However, you should **NOT** edit the **DataArray** directly using these two methods.

In [None]:
# Again, let's choose the lowest model level
print(da.isel(level=0))

In [None]:
# Get the data at 30N,60E
print(da.sel(lat=30,lon=60))

This is useful, but if you try other combinations, which the values may be absent from the coordinate array, then you will get an error. 

Fortunately, the developers have prepared for this situation. You can use an extra input argument `method='nearest'` to choose the data at the nearest coordinate.

In [None]:
print(da.sel(lat=22.3,lon=114,method='nearest'))

Does these methods work with multiple indices/values? Let's try them.

In [None]:
# Well, this is the Pythonic way to do index slicing, so it should work very fine.
print(da[:4,:,:36,:])

Next, let's try the `isel` method:

In [None]:
# You may try using similar syntax, e.g. 0:3, as indices
da.isel(lat=0:3)
# However you will see that it does not work. 
# It's because 0:3 is not a valid syntax that gives a value for input arguments. (Note that isel is a method/function)

In [None]:
# Instead you can use slice objects
# e.g. if you want the first 36 latitude indices and the first 4 time indices
print(da.isel(lat=slice(0,36), time=slice(0,4)))

Before using the `sel()` or `isel()` methods, it seems clearer to first organize the indices using a dictionary.

In [None]:
print(da.sel(lat=slice(30,60.1,-1),lon=slice(0,180.1)))
# Note that a stride of -1 is needed here because the latitudes are decreasing.

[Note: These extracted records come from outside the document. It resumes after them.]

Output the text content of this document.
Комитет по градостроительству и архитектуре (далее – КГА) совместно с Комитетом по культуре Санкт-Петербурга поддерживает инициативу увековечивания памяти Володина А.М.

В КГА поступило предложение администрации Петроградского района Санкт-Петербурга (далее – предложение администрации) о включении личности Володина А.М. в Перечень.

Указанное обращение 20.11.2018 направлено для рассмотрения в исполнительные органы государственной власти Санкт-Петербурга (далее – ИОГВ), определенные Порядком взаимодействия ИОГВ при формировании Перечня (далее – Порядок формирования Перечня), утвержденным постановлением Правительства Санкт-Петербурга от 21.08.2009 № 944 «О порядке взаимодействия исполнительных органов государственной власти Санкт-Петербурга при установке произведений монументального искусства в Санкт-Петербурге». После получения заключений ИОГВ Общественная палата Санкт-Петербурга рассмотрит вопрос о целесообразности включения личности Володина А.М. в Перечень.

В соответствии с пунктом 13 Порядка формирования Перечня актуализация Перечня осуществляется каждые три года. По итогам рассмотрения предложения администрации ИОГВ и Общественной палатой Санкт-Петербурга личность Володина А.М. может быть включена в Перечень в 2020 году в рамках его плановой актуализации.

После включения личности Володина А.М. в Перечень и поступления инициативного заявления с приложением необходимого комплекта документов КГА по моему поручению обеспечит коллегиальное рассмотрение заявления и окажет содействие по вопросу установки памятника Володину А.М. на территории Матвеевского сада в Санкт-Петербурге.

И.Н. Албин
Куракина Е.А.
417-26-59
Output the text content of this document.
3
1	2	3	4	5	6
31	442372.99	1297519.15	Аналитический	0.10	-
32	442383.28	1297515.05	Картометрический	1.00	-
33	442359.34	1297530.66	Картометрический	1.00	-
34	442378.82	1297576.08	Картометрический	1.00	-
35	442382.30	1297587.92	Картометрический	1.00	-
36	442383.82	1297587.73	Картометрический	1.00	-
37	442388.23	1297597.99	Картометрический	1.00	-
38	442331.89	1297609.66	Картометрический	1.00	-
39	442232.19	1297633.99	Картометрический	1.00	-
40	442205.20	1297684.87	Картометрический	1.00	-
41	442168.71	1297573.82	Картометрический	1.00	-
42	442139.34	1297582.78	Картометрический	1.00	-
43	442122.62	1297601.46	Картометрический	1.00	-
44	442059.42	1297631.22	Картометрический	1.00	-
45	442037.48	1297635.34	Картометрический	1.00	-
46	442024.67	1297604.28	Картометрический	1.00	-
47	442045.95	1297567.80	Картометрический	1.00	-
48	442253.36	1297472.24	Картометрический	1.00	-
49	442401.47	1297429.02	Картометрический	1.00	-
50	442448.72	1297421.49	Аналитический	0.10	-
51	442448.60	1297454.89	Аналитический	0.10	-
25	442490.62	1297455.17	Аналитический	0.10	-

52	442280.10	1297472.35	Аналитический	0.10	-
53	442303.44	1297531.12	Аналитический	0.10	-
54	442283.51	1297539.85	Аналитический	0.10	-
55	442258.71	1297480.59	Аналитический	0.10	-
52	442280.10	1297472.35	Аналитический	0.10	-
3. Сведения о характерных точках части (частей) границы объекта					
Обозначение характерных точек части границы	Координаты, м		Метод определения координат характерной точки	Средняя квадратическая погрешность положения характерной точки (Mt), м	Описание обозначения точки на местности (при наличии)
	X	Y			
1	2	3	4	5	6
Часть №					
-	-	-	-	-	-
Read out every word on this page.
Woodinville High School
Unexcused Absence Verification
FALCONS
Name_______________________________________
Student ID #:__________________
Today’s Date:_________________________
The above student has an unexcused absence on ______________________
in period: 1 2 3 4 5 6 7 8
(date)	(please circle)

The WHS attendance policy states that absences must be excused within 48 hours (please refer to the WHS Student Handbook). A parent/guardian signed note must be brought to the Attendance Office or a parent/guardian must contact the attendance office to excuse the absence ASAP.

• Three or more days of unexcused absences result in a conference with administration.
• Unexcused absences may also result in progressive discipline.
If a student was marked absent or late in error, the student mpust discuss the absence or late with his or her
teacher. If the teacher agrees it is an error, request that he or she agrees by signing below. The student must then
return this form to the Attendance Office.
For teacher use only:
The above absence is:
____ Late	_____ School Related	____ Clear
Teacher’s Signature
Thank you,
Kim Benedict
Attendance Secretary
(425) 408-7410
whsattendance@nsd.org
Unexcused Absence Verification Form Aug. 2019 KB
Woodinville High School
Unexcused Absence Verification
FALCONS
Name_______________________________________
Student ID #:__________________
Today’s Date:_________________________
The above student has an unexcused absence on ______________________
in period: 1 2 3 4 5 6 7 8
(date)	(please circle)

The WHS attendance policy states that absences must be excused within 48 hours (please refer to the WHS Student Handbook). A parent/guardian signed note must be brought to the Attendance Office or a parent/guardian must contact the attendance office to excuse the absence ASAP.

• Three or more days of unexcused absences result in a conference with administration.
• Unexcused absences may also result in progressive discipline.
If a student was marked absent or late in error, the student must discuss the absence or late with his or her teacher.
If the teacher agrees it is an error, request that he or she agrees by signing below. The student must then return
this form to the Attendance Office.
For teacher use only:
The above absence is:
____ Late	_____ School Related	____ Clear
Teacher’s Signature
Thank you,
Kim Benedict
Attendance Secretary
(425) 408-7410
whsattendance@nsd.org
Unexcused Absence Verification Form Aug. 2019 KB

### Time coordinate handling
You may have noticed that the time coordinate has a data type called *datetime64*. Let's learn how we can manipulate it. We will start off by looking at one of the dependencies of xarray, namely **pandas**. This is also a very popular library in data science.

In [None]:
import pandas as pd
dates = pd.date_range(start='2019-01-14 06:00',periods=5,freq='6H')
print(dates)
print(dates+1) # every index shift by 1 period (6 hours)

In [None]:
dates_new = pd.date_range(start='2019-01-16 06:00',end='20190131',freq='D')
print(dates_new)

There are several things I should mention here. 
1. date/time format: strings that looks like a date, e.g. `'2017/01/01 00:00:00'`, `'2017-01-01'`, `'20170101`, etc. Try what you think should work.
1. `start` and `end` arguments: the date/time denoting the start and end of the list (DatetimeIndex). Unlike Python lists, both ends are inclusive (although an extra argument can change that).
1. `freq` argument: a string denoting the difference between two indices. Commonly used strings: 
    - AS: year start frequency
    - MS: month start frequency
    - W: weekly frequency
    - D: daily frequency
    - H: hourly frequency 
    
   An integer in front would denote the number of multiples of it, e.g. `'6H'` means 6-hourly.
1. `periods` argument: an integer number of `freq` to repeat.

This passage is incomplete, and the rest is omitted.